Em seu primeiro longa de ficção, exibido ontem na mostra competitiva do Festival de Brasília, Paulo Sacramento mantém-se fiel ao propósito de unir experimentação narrativa com depoimentos fortes sobre a realidade do país. Riocorrente reúne três personagens mais ou menos emblemáticos: um jornalista e guia turístico (Roberto Audio) afeito a compromissos formais e desconfiado da “ditadura do novo”; um ladrão de automóveis (Lee Taylor) de comportamento agressivo e veleidades incendiárias; uma mulher (Simone Iliescu) que é amante dos dois e divide entre eles o seu tempo e os seus desejos; e um menino negro (Vinicius dos Anjos), chamado Exu e adotado pelo ladrão, que passa o tempo vagando pelas ruas e, segundo a sinopse do filme, “é o porvir”.

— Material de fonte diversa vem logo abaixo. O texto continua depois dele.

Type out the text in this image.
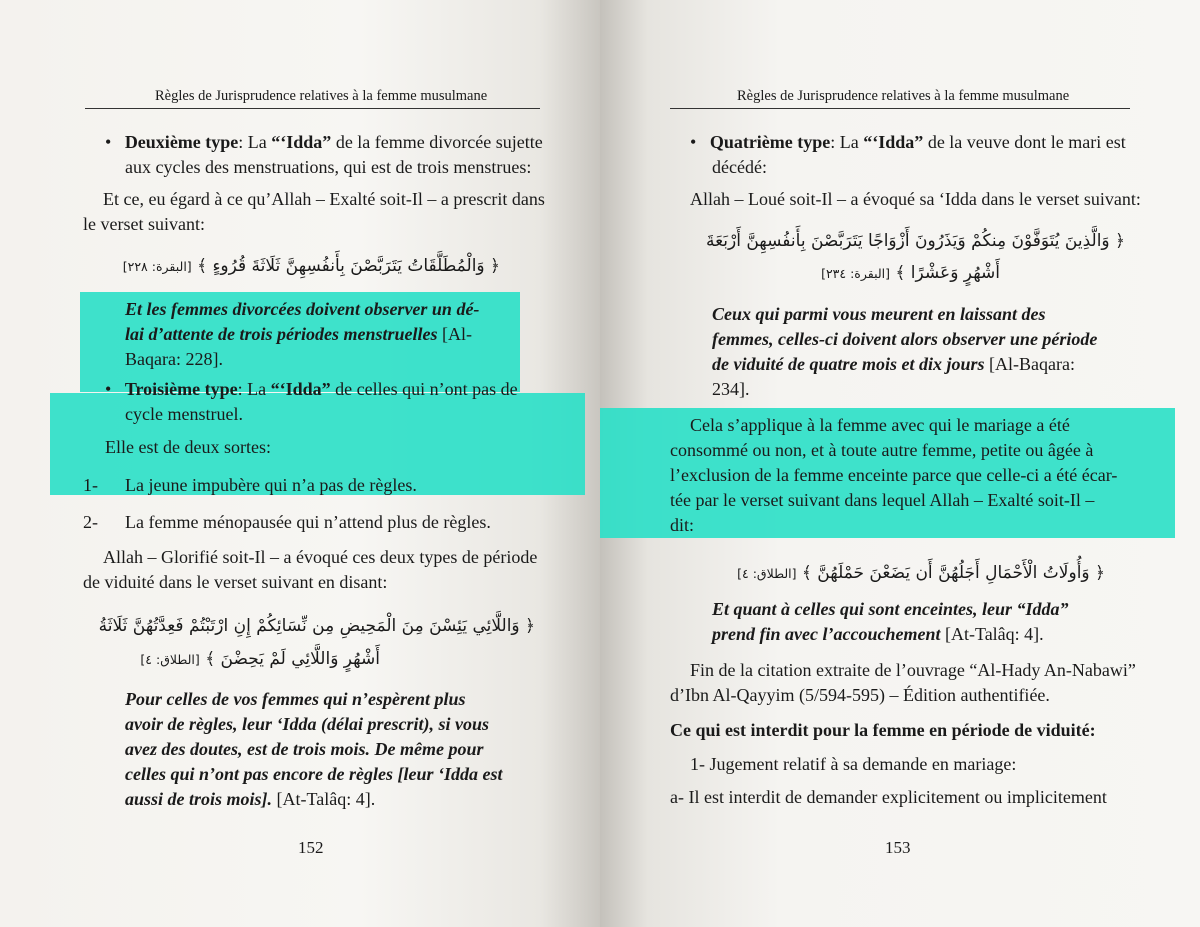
Règles de Jurisprudence relatives à la femme musulmane
•   Deuxième type: La “‘Idda” de la femme divorcée sujette
aux cycles des menstruations, qui est de trois menstrues:
Et ce, eu égard à ce qu’Allah – Exalté soit-Il – a prescrit dans
le verset suivant:
﴿ وَالْمُطَلَّقَاتُ يَتَرَبَّصْنَ بِأَنفُسِهِنَّ ثَلَاثَةَ قُرُوءٍ ﴾ [البقرة: ٢٢٨]
Et les femmes divorcées doivent observer un dé-
lai d’attente de trois périodes menstruelles [Al-
Baqara: 228].
•   Troisième type: La “‘Idda” de celles qui n’ont pas de
cycle menstruel.
Elle est de deux sortes:
1- La jeune impubère qui n’a pas de règles.
2- La femme ménopausée qui n’attend plus de règles.
Allah – Glorifié soit-Il – a évoqué ces deux types de période
de viduité dans le verset suivant en disant:
﴿ وَاللَّائِي يَئِسْنَ مِنَ الْمَحِيضِ مِن نِّسَائِكُمْ إِنِ ارْتَبْتُمْ فَعِدَّتُهُنَّ ثَلَاثَةُ
أَشْهُرٍ وَاللَّائِي لَمْ يَحِضْنَ ﴾ [الطلاق: ٤]
Pour celles de vos femmes qui n’espèrent plus
avoir de règles, leur ‘Idda (délai prescrit), si vous
avez des doutes, est de trois mois. De même pour
celles qui n’ont pas encore de règles [leur ‘Idda est
aussi de trois mois]. [At-Talâq: 4].
152
Règles de Jurisprudence relatives à la femme musulmane
•   Quatrième type: La “‘Idda” de la veuve dont le mari est
décédé:
Allah – Loué soit-Il – a évoqué sa ‘Idda dans le verset suivant:
﴿ وَالَّذِينَ يُتَوَفَّوْنَ مِنكُمْ وَيَذَرُونَ أَزْوَاجًا يَتَرَبَّصْنَ بِأَنفُسِهِنَّ أَرْبَعَةَ
أَشْهُرٍ وَعَشْرًا ﴾ [البقرة: ٢٣٤]
Ceux qui parmi vous meurent en laissant des
femmes, celles-ci doivent alors observer une période
de viduité de quatre mois et dix jours [Al-Baqara:
234].
Cela s’applique à la femme avec qui le mariage a été
consommé ou non, et à toute autre femme, petite ou âgée à
l’exclusion de la femme enceinte parce que celle-ci a été écar-
tée par le verset suivant dans lequel Allah – Exalté soit-Il –
dit:
﴿ وَأُولَاتُ الْأَحْمَالِ أَجَلُهُنَّ أَن يَضَعْنَ حَمْلَهُنَّ ﴾ [الطلاق: ٤]
Et quant à celles qui sont enceintes, leur “Idda”
prend fin avec l’accouchement [At-Talâq: 4].
Fin de la citation extraite de l’ouvrage “Al-Hady An-Nabawi”
d’Ibn Al-Qayyim (5/594-595) – Édition authentifiée.
Ce qui est interdit pour la femme en période de viduité:
1- Jugement relatif à sa demande en mariage:
a- Il est interdit de demander explicitement ou implicitement
153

Com esses elementos, o filme constrói um ensaio audiovisual sofisticado na forma, mas nem sempre nas relações metafóricas que procura estabelecer. Os ratos que devoram pilhas de um jornal paulista, por exemplo, não chega a ser uma figura de linguagem das mais sutis. A narrativa é pontuada por anotações à margem, que revelam um certo didatismo: “é preciso separar os mestres e inventores dos diluidores e beletristas”; “as ideias precisam voltar a ser perigosas”, e por aí afora. Volta e meia aspectos documentais ou pseudodocumentais invadem a pauta ficcional, como o incêndio do Joelma, um homem caído sobre as grades de um prédio, uma minipalestra de Marcelo Grassman sobre as produções do inconsciente ou um menino-prodígio da sinuca que exibe seus dotes. Esses elementos parecem funcionar como signos de contaminação da ficção pela realidade ao redor.
À medida que evolui na tela, Riocorrente vai se confirmando como um estudo enviesado das pulsões presentes na sociedade paulista contemporânea, mas também na brasileira de maneira geral: um desejo de ordem e de prazer convivendo com uma indignação meio catártica. O impulso incendiário das “vanguardas de rua” está ferozmente representado pelo fogo que faz explodir carros, cabeças e paisagens. Esse é apenas um dos aspectos de um brutalismo deliberadamente buscado nas imagens e sons do filme. Galhos esmagados, objetos espatifados, portas arrombadas, motores em combustão, rosnar de animais, serra elétrica, trepadas ríspidas se sucedem na estonteante montagem de Idê Lacreta e na edição sonora de Ricardo Reis. A fotografia, que explora muito bem o contraste entre tons cinzas e clarões, foi a última do grande Aloysio Raulno.
O incômodo provocado na plateia procura ser produtivo para uma certa proposta de “expandir o pensamento” no rumo de um inconformismo que lateja por aí. Mas vejo esse desconforto também como o limite a que se chega com a política e a estética do coquetel molotov, dentro do filme como fora dele.
Dois curtas acompanharam Riocorrente na sessão competitiva de ficção. Fernando que Ganhou um Pássaro do Mar é uma alegoria a quatro mãos e dois países por Felipe Bragança e Helvécio Marins Jr. Um papagaio segue num barco do Rio de Janeiro para uma ilha portuguesa e é recebido pelo tal Fernando, que passa a enviar missivas ao remetente desconhecido. As cenas portuguesas têm um sabor algo pedrocostiano (embora Marins Jr. negue qualquer relação), enquanto as brasileiras sugerem um perfume bressaniano. Índios atacando a administração pública brasileira, offs comentando a crise econômica de Portugal e uma sereia tropical completam essa diletante experiência de criação conjunta.
O curta de animação Ed, já exibido no Anima Mundi, é para mim o melhor do gênero exibido até agora. Trata das diversas personificações de um coelho astro do cinema, evocadas enquanto ele prepara o suicídio. É o Holy Motors da computação gráfica brasileira. Tecnicamente impecável, tem também uma trilha sonora irresistível.